GERMANS SAW VIMY AS CLEAR CANADIAN VICTORY
Re: Scott Taylor’s Myths surrounding Vimy Ridge, April 9.
The French had lost over 160,000 men in 1915 trying to get their high ground back. They knew the Germans were mining France’s huge coal fields in the valley on the northern side of the ridge.
The British had lost 96,000 men in 1916 trying to take that ridge. It controlled the whole region and all the Douai valley, where 60 per cent of France’s coal reserves were located.
Germany was mining those reserves in the captured territory.

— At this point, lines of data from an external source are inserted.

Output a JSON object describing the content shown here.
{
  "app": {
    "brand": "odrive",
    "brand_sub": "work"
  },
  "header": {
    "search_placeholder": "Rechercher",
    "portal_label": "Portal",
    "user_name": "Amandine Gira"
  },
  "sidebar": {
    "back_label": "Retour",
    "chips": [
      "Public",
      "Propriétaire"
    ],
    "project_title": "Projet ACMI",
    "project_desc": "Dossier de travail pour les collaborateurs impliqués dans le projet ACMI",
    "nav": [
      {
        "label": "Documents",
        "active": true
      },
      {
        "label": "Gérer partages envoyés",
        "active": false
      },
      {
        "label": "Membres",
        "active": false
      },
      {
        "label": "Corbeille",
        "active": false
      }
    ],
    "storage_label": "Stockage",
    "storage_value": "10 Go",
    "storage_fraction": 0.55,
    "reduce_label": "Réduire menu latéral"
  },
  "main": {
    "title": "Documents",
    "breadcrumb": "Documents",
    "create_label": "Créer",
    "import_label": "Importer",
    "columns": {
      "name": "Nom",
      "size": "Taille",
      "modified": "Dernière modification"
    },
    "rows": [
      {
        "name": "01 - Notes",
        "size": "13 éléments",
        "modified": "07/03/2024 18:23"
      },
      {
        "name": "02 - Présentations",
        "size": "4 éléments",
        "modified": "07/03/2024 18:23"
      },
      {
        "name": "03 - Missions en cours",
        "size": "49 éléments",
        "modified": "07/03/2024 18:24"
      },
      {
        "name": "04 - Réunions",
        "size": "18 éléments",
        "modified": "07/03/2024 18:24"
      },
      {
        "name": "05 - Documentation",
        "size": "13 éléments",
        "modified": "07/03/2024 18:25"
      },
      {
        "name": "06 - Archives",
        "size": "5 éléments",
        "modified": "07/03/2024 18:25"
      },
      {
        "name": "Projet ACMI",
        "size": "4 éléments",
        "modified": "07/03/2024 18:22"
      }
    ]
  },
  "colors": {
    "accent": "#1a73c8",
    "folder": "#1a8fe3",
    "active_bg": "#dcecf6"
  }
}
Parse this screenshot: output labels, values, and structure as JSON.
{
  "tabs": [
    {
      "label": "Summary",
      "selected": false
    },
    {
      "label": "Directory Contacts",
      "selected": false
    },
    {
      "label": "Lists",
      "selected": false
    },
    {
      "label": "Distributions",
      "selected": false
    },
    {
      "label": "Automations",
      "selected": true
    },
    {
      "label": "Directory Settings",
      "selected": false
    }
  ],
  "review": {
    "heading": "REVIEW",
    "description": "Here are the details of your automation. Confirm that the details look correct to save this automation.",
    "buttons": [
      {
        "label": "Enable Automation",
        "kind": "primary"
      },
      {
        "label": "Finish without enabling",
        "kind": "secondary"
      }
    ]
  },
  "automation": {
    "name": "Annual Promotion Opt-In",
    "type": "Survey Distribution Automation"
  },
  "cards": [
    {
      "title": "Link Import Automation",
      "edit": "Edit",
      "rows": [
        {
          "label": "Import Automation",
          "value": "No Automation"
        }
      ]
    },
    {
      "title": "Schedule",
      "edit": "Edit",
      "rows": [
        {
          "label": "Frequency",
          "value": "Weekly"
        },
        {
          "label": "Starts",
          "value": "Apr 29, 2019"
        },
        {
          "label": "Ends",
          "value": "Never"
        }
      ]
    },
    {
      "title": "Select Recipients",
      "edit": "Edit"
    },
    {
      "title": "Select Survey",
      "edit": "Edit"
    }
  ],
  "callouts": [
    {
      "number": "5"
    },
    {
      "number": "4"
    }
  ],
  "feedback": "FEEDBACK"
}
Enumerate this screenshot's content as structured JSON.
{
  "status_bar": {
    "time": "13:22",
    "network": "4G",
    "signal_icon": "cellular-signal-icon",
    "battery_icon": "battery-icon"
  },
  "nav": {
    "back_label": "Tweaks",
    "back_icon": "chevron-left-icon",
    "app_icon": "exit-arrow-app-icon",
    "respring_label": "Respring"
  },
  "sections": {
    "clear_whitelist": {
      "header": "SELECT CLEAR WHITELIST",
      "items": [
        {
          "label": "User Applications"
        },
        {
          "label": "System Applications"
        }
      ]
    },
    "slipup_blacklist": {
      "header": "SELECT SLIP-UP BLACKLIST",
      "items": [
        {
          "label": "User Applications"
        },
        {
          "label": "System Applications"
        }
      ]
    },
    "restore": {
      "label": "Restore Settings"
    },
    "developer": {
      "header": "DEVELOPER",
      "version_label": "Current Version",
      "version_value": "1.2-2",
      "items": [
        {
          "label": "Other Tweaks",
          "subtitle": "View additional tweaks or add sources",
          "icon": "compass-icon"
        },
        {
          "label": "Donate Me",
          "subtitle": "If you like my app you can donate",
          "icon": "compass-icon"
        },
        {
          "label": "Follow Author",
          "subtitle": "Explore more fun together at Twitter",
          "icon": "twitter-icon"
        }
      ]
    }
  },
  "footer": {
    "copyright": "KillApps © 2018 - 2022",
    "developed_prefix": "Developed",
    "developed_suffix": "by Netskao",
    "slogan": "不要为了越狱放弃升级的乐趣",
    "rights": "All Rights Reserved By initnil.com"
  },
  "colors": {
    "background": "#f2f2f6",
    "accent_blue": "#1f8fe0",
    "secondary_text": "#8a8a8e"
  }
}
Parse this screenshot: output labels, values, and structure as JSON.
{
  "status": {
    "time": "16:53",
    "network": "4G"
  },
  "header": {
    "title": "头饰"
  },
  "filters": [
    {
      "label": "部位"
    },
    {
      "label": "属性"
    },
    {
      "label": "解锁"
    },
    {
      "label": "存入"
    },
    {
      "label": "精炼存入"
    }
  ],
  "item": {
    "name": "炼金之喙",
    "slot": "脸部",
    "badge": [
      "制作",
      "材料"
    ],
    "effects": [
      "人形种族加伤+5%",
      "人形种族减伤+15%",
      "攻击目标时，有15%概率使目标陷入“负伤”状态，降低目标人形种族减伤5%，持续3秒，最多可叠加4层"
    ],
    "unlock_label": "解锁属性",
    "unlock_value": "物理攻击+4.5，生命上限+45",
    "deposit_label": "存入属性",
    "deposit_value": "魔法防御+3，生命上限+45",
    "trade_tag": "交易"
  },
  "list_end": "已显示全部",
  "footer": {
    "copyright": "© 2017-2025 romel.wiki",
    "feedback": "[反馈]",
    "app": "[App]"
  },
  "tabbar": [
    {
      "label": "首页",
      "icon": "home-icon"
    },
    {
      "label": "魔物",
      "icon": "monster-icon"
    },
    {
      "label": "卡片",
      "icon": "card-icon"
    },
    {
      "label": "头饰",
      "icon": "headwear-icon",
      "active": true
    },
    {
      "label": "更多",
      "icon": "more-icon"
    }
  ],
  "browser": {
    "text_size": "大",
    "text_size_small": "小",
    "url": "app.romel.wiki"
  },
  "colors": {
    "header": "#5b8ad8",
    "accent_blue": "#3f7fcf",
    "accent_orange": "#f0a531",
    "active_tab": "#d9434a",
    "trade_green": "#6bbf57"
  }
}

Once the ridge was in Allied hands, Germany’s looting of France’s resources stopped.
It was the first battle that forced serious financial consequences for the Germans, cutting them off from metallurgical-grade coal. (With the loss of the French coal, Germany’s steel production fell by over 50 per cent in 1918.)
Vimy Ridge was the first battle in the European theatre that had a serious financial bite that the Germans never recovered from.
Further, in March 1918, when the Germans’ grand offensive swept back almost all the Allied gains, the ridge, though surrounded, didn’t fall and cost the Germans almost 40,000 of their elite stormtroopers in the four attempts to seize it from the undermanned Canadian and Australian units in rest and recreation camps holding its uplands, By June 1918, the Germans were forced to pull back once they saw that the ridge threatened their supply lines for the advance on Paris.
The German historians summed it up best: before Vimy, it was the German army that chose the ground it fought from; after the Canadians, the Germans had to fight on the ground of their enemies’ choosing.
To the Germans, it was not a British victory, it was a clear Canadian victory. America and France noticed that achievement, and it was apparent at Versailles. After such an achievement, of course, a politician could grandstand on its shoulders. Even Adolf Hitler did that.